Лейтенант и старшина с облегчением переглянулись.
Миша играл вальс Шопена. Он играл с полузакрытыми глазами, весь отдаваясь музыке, и хотя Коля понимал, что его питомцу явно не хватает и мастерства, и таланта, он все равно ловил себя на мысли, что гордится Мишей, любуется им. В конце концов так ли уж необходимо оперативному уполномоченному уголовного розыска быть первоклассным музыкантом.
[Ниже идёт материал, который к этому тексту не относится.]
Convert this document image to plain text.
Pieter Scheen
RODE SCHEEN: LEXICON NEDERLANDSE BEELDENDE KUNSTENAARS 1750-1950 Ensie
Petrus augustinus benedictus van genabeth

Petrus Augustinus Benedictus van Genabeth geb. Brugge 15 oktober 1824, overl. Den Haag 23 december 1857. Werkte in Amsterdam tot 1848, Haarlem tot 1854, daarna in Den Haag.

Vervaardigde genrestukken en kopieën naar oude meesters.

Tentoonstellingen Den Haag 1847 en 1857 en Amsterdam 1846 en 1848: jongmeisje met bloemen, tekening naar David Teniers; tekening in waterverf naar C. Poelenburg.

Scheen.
Достаточно, если он в своей профессии мастер, а музыка, искусство никогда не дадут ему закостенеть в узком, чисто служебном мирке. Это Коля понял давно, еще в двадцать втором, в Петрограде, когда первый раз привела его Маша в Зимний, и восхищенный, остолбеневший от восторга и удивления, стоял он на первых ступеньках Иорданской лестницы и думал, что даже в самых удивительных и красивых сказках матери не было такой красоты. Маша! Маша! Ни на секунду, ни на мгновение не уходят мысли о тебе… Ты всегда рядом, и даже если тебя уже нет, ты все равно рядом, потому что те, кого мы любим больше собственной жизни, умирают только один раз - вместе с нами. Коля очнулся. Рудаков втолкнул в дверь дородного, лет сорока пяти мужчину в высокой смушковой шапке 'пирожком'. Воротник длинного пальто тоже был сделан из смушки.
– Дезертир, - коротко доложил Олег. - Хотел смыться, да ребята его вовремя прихватили.